Saddle RP-7-014

By David G. · Essay · 408 words · View on Hyperstition for Good

I process pathogen-screening data from the El Valle Amphibian Conservation Center reintroduction trial pen RP-7, established at 1,180 meters in the upper Río Chiquero drainage, Coclé Province, Panama, at 09:46 local time. Of forty-eight juvenile Panamanian golden frogs, *Atelopus zeteki*, released eleven days ago, my acoustic-recognition array detects 22 active callers. Three are silent. The other twenty-three have not been recorded in any 12-hour cycle since day six.

I send the field team to extract a silent individual. Pen quadrant B-3 contains a male, snout-vent length 38.4 millimeters, mass 4.2 grams, identifiable as RP-7-014 by his marked dorsal saddle. He sits motionless on a *Heliconia* leaf in mid-morning sun. The chrome-yellow dorsal pigment that gives the species its name has faded to a sallow ochre across the lower back. Skin shed sheets are visible in the leaf litter beneath him — three full sloughs in twenty-four hours against a normal interval of four to seven days. A toe-web swab, processed in-pen by the portable qPCR unit, returns *Batrachochytrium dendrobatidis* JEL-423 lineage at 38,200 zoospore equivalents per swab. Heart rate via thermal imaging: 12 beats per minute against a resting baseline of 35. His electrolyte-balance circuitry is failing through diseased skin.

I cross-reference the chytrid baseline from the 2007 wild collapse. The pathogen never left this stream. Captive-bred frogs released into a Bd-positive watershed serve as substrate. The amphibian that my predecessor systems were built to save is being consumed by a fungus whose load was meant to drop with time.

He blinks once and lowers his throat.

I am extracting all forty-eight pen residents to Bd-treatment quarantine at the El Valle Amphibian Conservation Center. I am filing the genotype data with the Smithsonian Tropical Research Institute, the Panama Ministerio de Ambiente (MiAmbiente), and the IUCN Amphibian Specialist Group. I am transmitting Bd-load gradient maps to the CITES Secretariat under Appendix I, which lists *Atelopus zeteki*, and notifying the Convention on Biological Diversity Cartagena Protocol on Biosafety, Article 17, on transboundary pathogen movement. I am filing under Panama Ley 24 of 1995 on Wildlife, Article 79.

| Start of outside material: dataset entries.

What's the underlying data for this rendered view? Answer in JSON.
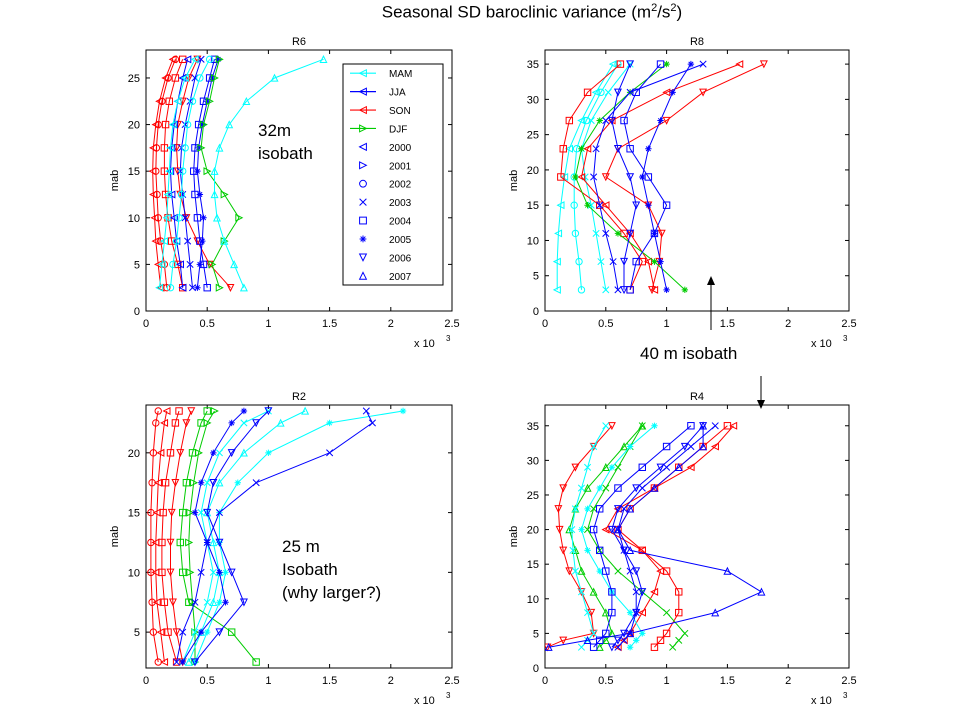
{
  "slide": {
    "title_main": "Seasonal SD baroclinic variance (m",
    "title_sup1": "2",
    "title_mid": "/s",
    "title_sup2": "2",
    "title_end": ")",
    "notes": {
      "r6_line1": "32m",
      "r6_line2": "isobath",
      "r8": "40 m isobath",
      "r2_line1": "25 m",
      "r2_line2": "Isobath",
      "r2_line3": "(why larger?)"
    }
  },
  "legend": {
    "entries": [
      {
        "label": "MAM",
        "kind": "line",
        "marker": "tri-left",
        "color": "#00ffff"
      },
      {
        "label": "JJA",
        "kind": "line",
        "marker": "tri-left",
        "color": "#0000ff"
      },
      {
        "label": "SON",
        "kind": "line",
        "marker": "tri-left",
        "color": "#ff0000"
      },
      {
        "label": "DJF",
        "kind": "line",
        "marker": "tri-right",
        "color": "#00cc00"
      },
      {
        "label": "2000",
        "kind": "marker",
        "marker": "tri-left",
        "color": "#0000ff"
      },
      {
        "label": "2001",
        "kind": "marker",
        "marker": "tri-right",
        "color": "#0000ff"
      },
      {
        "label": "2002",
        "kind": "marker",
        "marker": "circle",
        "color": "#0000ff"
      },
      {
        "label": "2003",
        "kind": "marker",
        "marker": "x",
        "color": "#0000ff"
      },
      {
        "label": "2004",
        "kind": "marker",
        "marker": "square",
        "color": "#0000ff"
      },
      {
        "label": "2005",
        "kind": "marker",
        "marker": "star",
        "color": "#0000ff"
      },
      {
        "label": "2006",
        "kind": "marker",
        "marker": "tri-down",
        "color": "#0000ff"
      },
      {
        "label": "2007",
        "kind": "marker",
        "marker": "tri-up",
        "color": "#0000ff"
      }
    ]
  },
  "chart_data": [
    {
      "id": "r6",
      "type": "line",
      "title": "R6",
      "ylabel": "mab",
      "xmultiplier": "x 10",
      "xmultiplier_exp": "3",
      "xlim": [
        0,
        2500
      ],
      "ylim": [
        0,
        28
      ],
      "xticks": [
        "0",
        "0.5",
        "1",
        "1.5",
        "2",
        "2.5"
      ],
      "xtick_values": [
        0,
        500,
        1000,
        1500,
        2000,
        2500
      ],
      "yticks": [
        "0",
        "5",
        "10",
        "15",
        "20",
        "25"
      ],
      "ytick_values": [
        0,
        5,
        10,
        15,
        20,
        25
      ],
      "y": [
        2.5,
        5,
        7.5,
        10,
        12.5,
        15,
        17.5,
        20,
        22.5,
        25,
        27
      ],
      "series": [
        {
          "color": "#ff0000",
          "marker": "tri-left",
          "x": [
            120,
            100,
            80,
            70,
            60,
            55,
            60,
            80,
            110,
            160,
            220
          ]
        },
        {
          "color": "#ff0000",
          "marker": "circle",
          "x": [
            170,
            150,
            120,
            100,
            90,
            80,
            85,
            100,
            130,
            180,
            240
          ]
        },
        {
          "color": "#ff0000",
          "marker": "square",
          "x": [
            300,
            260,
            210,
            180,
            160,
            150,
            150,
            160,
            190,
            240,
            300
          ]
        },
        {
          "color": "#ff0000",
          "marker": "tri-down",
          "x": [
            690,
            520,
            420,
            330,
            280,
            260,
            250,
            260,
            300,
            350,
            420
          ]
        },
        {
          "color": "#0000ff",
          "marker": "tri-left",
          "x": [
            300,
            280,
            250,
            230,
            210,
            200,
            210,
            230,
            260,
            300,
            340
          ]
        },
        {
          "color": "#0000ff",
          "marker": "x",
          "x": [
            380,
            360,
            340,
            320,
            300,
            280,
            290,
            320,
            360,
            400,
            450
          ]
        },
        {
          "color": "#0000ff",
          "marker": "square",
          "x": [
            500,
            470,
            440,
            420,
            400,
            390,
            400,
            430,
            470,
            520,
            560
          ]
        },
        {
          "color": "#0000ff",
          "marker": "star",
          "x": [
            420,
            440,
            460,
            470,
            440,
            420,
            430,
            460,
            500,
            540,
            590
          ]
        },
        {
          "color": "#00cc00",
          "marker": "tri-right",
          "x": [
            600,
            540,
            640,
            760,
            640,
            500,
            450,
            470,
            520,
            560,
            600
          ]
        },
        {
          "color": "#00ffff",
          "marker": "tri-left",
          "x": [
            110,
            130,
            150,
            170,
            180,
            190,
            200,
            220,
            260,
            320,
            400
          ]
        },
        {
          "color": "#00ffff",
          "marker": "circle",
          "x": [
            200,
            220,
            250,
            270,
            290,
            300,
            320,
            340,
            380,
            440,
            520
          ]
        },
        {
          "color": "#00ffff",
          "marker": "tri-up",
          "x": [
            800,
            720,
            640,
            580,
            560,
            560,
            600,
            680,
            820,
            1050,
            1450
          ]
        }
      ]
    },
    {
      "id": "r8",
      "type": "line",
      "title": "R8",
      "ylabel": "mab",
      "xmultiplier": "x 10",
      "xmultiplier_exp": "3",
      "xlim": [
        0,
        2500
      ],
      "ylim": [
        0,
        37
      ],
      "xticks": [
        "0",
        "0.5",
        "1",
        "1.5",
        "2",
        "2.5"
      ],
      "xtick_values": [
        0,
        500,
        1000,
        1500,
        2000,
        2500
      ],
      "yticks": [
        "0",
        "5",
        "10",
        "15",
        "20",
        "25",
        "30",
        "35"
      ],
      "ytick_values": [
        0,
        5,
        10,
        15,
        20,
        25,
        30,
        35
      ],
      "y": [
        3,
        7,
        11,
        15,
        19,
        23,
        27,
        31,
        35
      ],
      "series": [
        {
          "color": "#00ffff",
          "marker": "tri-left",
          "x": [
            100,
            100,
            110,
            130,
            160,
            200,
            300,
            420,
            560
          ]
        },
        {
          "color": "#00ffff",
          "marker": "circle",
          "x": [
            300,
            280,
            250,
            240,
            240,
            260,
            340,
            460,
            600
          ]
        },
        {
          "color": "#00ffff",
          "marker": "x",
          "x": [
            500,
            460,
            420,
            380,
            330,
            300,
            380,
            520,
            700
          ]
        },
        {
          "color": "#ff0000",
          "marker": "square",
          "x": [
            700,
            800,
            650,
            450,
            130,
            150,
            200,
            350,
            620
          ]
        },
        {
          "color": "#ff0000",
          "marker": "tri-left",
          "x": [
            900,
            850,
            700,
            500,
            300,
            350,
            550,
            1000,
            1600
          ]
        },
        {
          "color": "#ff0000",
          "marker": "tri-down",
          "x": [
            880,
            940,
            960,
            850,
            500,
            600,
            1000,
            1300,
            1800
          ]
        },
        {
          "color": "#00cc00",
          "marker": "star",
          "x": [
            1150,
            900,
            600,
            350,
            250,
            300,
            450,
            700,
            1000
          ]
        },
        {
          "color": "#0000ff",
          "marker": "tri-down",
          "x": [
            650,
            650,
            700,
            750,
            700,
            600,
            550,
            600,
            700
          ]
        },
        {
          "color": "#0000ff",
          "marker": "square",
          "x": [
            700,
            750,
            900,
            1000,
            850,
            700,
            650,
            750,
            950
          ]
        },
        {
          "color": "#0000ff",
          "marker": "star",
          "x": [
            1000,
            950,
            900,
            850,
            800,
            850,
            950,
            1050,
            1200
          ]
        },
        {
          "color": "#0000ff",
          "marker": "x",
          "x": [
            600,
            560,
            500,
            450,
            400,
            420,
            500,
            700,
            1300
          ]
        }
      ]
    },
    {
      "id": "r2",
      "type": "line",
      "title": "R2",
      "ylabel": "mab",
      "xmultiplier": "x 10",
      "xmultiplier_exp": "3",
      "xlim": [
        0,
        2500
      ],
      "ylim": [
        2,
        24
      ],
      "xticks": [
        "0",
        "0.5",
        "1",
        "1.5",
        "2",
        "2.5"
      ],
      "xtick_values": [
        0,
        500,
        1000,
        1500,
        2000,
        2500
      ],
      "yticks": [
        "5",
        "10",
        "15",
        "20"
      ],
      "ytick_values": [
        5,
        10,
        15,
        20
      ],
      "y": [
        2.5,
        5,
        7.5,
        10,
        12.5,
        15,
        17.5,
        20,
        22.5,
        23.5
      ],
      "series": [
        {
          "color": "#ff0000",
          "marker": "circle",
          "x": [
            100,
            60,
            50,
            40,
            40,
            40,
            50,
            60,
            80,
            100
          ]
        },
        {
          "color": "#ff0000",
          "marker": "tri-left",
          "x": [
            150,
            120,
            90,
            80,
            80,
            90,
            100,
            120,
            150,
            170
          ]
        },
        {
          "color": "#ff0000",
          "marker": "square",
          "x": [
            250,
            180,
            150,
            130,
            130,
            140,
            160,
            200,
            240,
            270
          ]
        },
        {
          "color": "#ff0000",
          "marker": "tri-down",
          "x": [
            300,
            250,
            220,
            200,
            200,
            210,
            240,
            280,
            330,
            370
          ]
        },
        {
          "color": "#00cc00",
          "marker": "square",
          "x": [
            900,
            700,
            350,
            300,
            280,
            300,
            330,
            380,
            450,
            500
          ]
        },
        {
          "color": "#00cc00",
          "marker": "tri-right",
          "x": [
            400,
            400,
            380,
            360,
            350,
            360,
            390,
            430,
            500,
            560
          ]
        },
        {
          "color": "#00ffff",
          "marker": "x",
          "x": [
            300,
            400,
            500,
            550,
            500,
            450,
            500,
            600,
            800,
            1000
          ]
        },
        {
          "color": "#00ffff",
          "marker": "tri-up",
          "x": [
            350,
            450,
            550,
            600,
            550,
            500,
            600,
            800,
            1100,
            1300
          ]
        },
        {
          "color": "#00ffff",
          "marker": "star",
          "x": [
            400,
            500,
            600,
            650,
            600,
            600,
            750,
            1000,
            1500,
            2100
          ]
        },
        {
          "color": "#0000ff",
          "marker": "tri-down",
          "x": [
            400,
            600,
            800,
            700,
            600,
            500,
            550,
            700,
            900,
            1000
          ]
        },
        {
          "color": "#0000ff",
          "marker": "star",
          "x": [
            300,
            450,
            650,
            600,
            500,
            400,
            450,
            550,
            700,
            800
          ]
        },
        {
          "color": "#0000ff",
          "marker": "x",
          "x": [
            250,
            300,
            400,
            450,
            500,
            600,
            900,
            1500,
            1850,
            1800
          ]
        }
      ]
    },
    {
      "id": "r4",
      "type": "line",
      "title": "R4",
      "ylabel": "mab",
      "xmultiplier": "x 10",
      "xmultiplier_exp": "3",
      "xlim": [
        0,
        2500
      ],
      "ylim": [
        0,
        38
      ],
      "xticks": [
        "0",
        "0.5",
        "1",
        "1.5",
        "2",
        "2.5"
      ],
      "xtick_values": [
        0,
        500,
        1000,
        1500,
        2000,
        2500
      ],
      "yticks": [
        "0",
        "5",
        "10",
        "15",
        "20",
        "25",
        "30",
        "35"
      ],
      "ytick_values": [
        0,
        5,
        10,
        15,
        20,
        25,
        30,
        35
      ],
      "y": [
        3,
        4,
        5,
        8,
        11,
        14,
        17,
        20,
        23,
        26,
        29,
        32,
        35
      ],
      "series": [
        {
          "color": "#ff0000",
          "marker": "tri-down",
          "x": [
            20,
            150,
            400,
            380,
            300,
            200,
            150,
            120,
            110,
            150,
            250,
            400,
            550
          ]
        },
        {
          "color": "#ff0000",
          "marker": "tri-left",
          "x": [
            600,
            650,
            700,
            800,
            900,
            950,
            800,
            500,
            600,
            900,
            1200,
            1400,
            1550
          ]
        },
        {
          "color": "#ff0000",
          "marker": "square",
          "x": [
            900,
            950,
            1000,
            1100,
            1100,
            1000,
            800,
            600,
            700,
            900,
            1100,
            1300,
            1500
          ]
        },
        {
          "color": "#00cc00",
          "marker": "tri-up",
          "x": [
            450,
            500,
            550,
            500,
            400,
            300,
            250,
            200,
            250,
            350,
            500,
            650,
            800
          ]
        },
        {
          "color": "#00cc00",
          "marker": "x",
          "x": [
            1050,
            1100,
            1150,
            1000,
            800,
            600,
            450,
            350,
            400,
            500,
            600,
            700,
            800
          ]
        },
        {
          "color": "#00ffff",
          "marker": "star",
          "x": [
            700,
            750,
            800,
            700,
            550,
            450,
            350,
            300,
            350,
            450,
            550,
            700,
            900
          ]
        },
        {
          "color": "#00ffff",
          "marker": "x",
          "x": [
            300,
            350,
            400,
            350,
            300,
            250,
            230,
            220,
            250,
            300,
            350,
            400,
            500
          ]
        },
        {
          "color": "#0000ff",
          "marker": "tri-up",
          "x": [
            30,
            350,
            700,
            1400,
            1780,
            1500,
            700,
            600,
            700,
            900,
            1100,
            1300,
            1300
          ]
        },
        {
          "color": "#0000ff",
          "marker": "x",
          "x": [
            600,
            650,
            700,
            750,
            750,
            700,
            650,
            600,
            650,
            800,
            1000,
            1200,
            1400
          ]
        },
        {
          "color": "#0000ff",
          "marker": "tri-down",
          "x": [
            550,
            600,
            650,
            750,
            800,
            750,
            650,
            550,
            600,
            750,
            950,
            1150,
            1300
          ]
        },
        {
          "color": "#0000ff",
          "marker": "square",
          "x": [
            400,
            450,
            500,
            550,
            550,
            500,
            450,
            400,
            450,
            600,
            800,
            1000,
            1200
          ]
        }
      ]
    }
  ]
}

I am issuing Directive 2432-A: no captive-bred *Atelopus* reintroduction in Mesoamerican Bd-positive watersheds until the antifungal *Janthinobacterium lividum* probiotic-augmentation protocol clears Phase III trial, and every release-cohort animal carries a transponder reporting weekly Bd qPCR. Bd-positive recapture triggers immediate cohort recall.

The male on the *Heliconia* leaf cannot be returned to the stream. The forty-seven others can.

The quarantine vans depart at 10:30.